For more such comments, refer to the attached review document.

Experimental design

no comment

Validity of the findings

In lines 305-308, author has stated that "The characteristic peak for –OH functional group of BC decreased at 1420 cm-1, indicating that the hydroxyl groups possibly contained on the surface of the biochar may participate in the adsorption reaction process of Cu and Cd."

but in reality a broad peak around 3500-3000 cm-1 confirms the presence of hydroxy functional group (-OH). This is visible in Fe-BC (3380 cm-1) whereas missing in BC.
Can the author explain the reason behind this?

In line 313-315, author has stated that "And absorption peak of Fe-OH at 796 cm-1 appeared, which is a characteristic peak for iron oxide, signaling Fe attaching on the surface of the biochar."

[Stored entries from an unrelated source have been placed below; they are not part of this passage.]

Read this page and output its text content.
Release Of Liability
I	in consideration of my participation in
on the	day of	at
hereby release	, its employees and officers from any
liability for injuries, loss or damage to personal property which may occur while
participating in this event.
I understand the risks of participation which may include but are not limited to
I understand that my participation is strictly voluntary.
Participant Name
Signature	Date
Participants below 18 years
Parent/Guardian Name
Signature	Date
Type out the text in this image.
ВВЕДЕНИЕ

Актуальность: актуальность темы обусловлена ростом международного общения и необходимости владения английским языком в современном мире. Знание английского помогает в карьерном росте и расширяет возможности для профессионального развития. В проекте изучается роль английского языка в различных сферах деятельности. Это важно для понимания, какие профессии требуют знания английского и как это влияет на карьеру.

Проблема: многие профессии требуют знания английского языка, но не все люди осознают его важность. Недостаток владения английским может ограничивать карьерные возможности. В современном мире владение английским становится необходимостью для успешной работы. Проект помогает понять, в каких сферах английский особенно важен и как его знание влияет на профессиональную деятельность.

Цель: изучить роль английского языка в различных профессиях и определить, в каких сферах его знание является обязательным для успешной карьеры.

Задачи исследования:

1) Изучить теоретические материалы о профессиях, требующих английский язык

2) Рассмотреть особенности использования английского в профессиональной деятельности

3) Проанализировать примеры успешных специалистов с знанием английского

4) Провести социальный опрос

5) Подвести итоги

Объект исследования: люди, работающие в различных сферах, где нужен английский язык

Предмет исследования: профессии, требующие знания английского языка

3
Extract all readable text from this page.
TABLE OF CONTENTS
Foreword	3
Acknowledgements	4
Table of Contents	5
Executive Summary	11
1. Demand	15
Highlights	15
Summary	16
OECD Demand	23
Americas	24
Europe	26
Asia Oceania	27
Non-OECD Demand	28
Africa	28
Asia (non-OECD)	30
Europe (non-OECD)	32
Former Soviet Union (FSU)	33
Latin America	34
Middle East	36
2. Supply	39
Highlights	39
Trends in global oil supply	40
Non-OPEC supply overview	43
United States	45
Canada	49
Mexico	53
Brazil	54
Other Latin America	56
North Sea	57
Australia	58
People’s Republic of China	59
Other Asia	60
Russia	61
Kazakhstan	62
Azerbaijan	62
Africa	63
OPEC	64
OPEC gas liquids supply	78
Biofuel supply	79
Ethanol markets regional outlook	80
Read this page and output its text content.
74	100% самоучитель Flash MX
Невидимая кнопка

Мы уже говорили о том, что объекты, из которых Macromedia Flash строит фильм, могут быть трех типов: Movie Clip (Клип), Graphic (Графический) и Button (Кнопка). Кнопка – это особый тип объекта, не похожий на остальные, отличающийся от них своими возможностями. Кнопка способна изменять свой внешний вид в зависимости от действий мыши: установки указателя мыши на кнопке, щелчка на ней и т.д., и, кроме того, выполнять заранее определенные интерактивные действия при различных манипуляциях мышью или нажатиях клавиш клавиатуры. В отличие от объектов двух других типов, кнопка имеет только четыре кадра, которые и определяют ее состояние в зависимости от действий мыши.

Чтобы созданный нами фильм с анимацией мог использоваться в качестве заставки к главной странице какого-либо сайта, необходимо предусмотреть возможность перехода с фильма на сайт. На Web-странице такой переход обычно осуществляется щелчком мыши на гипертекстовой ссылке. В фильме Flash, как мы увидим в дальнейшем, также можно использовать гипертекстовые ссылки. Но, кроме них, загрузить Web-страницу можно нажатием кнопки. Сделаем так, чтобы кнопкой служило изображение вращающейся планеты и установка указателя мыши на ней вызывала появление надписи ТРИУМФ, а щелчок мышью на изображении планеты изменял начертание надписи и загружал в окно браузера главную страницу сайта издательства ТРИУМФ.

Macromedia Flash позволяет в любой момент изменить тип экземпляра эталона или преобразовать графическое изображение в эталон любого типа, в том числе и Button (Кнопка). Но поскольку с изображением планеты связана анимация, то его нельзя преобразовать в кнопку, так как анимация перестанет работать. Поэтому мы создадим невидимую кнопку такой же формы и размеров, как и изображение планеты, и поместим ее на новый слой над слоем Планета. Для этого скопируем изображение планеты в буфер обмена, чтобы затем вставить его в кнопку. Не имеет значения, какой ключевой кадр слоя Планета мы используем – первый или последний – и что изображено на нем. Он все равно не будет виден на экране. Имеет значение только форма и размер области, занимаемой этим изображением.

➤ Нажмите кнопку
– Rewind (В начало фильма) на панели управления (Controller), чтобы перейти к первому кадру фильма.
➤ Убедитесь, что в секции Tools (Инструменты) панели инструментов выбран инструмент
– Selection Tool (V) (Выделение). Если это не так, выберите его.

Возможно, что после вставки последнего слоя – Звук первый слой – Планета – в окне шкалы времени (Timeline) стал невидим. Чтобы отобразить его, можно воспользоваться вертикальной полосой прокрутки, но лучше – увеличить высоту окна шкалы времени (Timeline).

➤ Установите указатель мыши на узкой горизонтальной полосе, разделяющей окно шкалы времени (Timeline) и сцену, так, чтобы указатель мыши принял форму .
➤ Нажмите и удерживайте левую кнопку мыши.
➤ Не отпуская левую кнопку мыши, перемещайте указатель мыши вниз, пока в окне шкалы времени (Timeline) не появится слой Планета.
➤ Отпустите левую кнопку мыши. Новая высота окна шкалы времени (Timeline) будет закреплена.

Author has to provide academic reference to support that a peak at 796 cm-1 characterizes the presence of Iron oxide.

Additional comments

The current paper is well organized. Through the abstract, the author clearly summarized major aspects of the paper such as the key purpose of the study, research problems, basic design of the study, and key findings. The introduction and background are reasonable given the premise of the manuscript submitted. All the tables and figures provided are comprehensive and clearly represent the experimental findings.

Please respond to the comments and questions regarding the FT-IR analysis that was conducted to find the variations in functional groups of amendments before and after adsorption of Cu and Cd.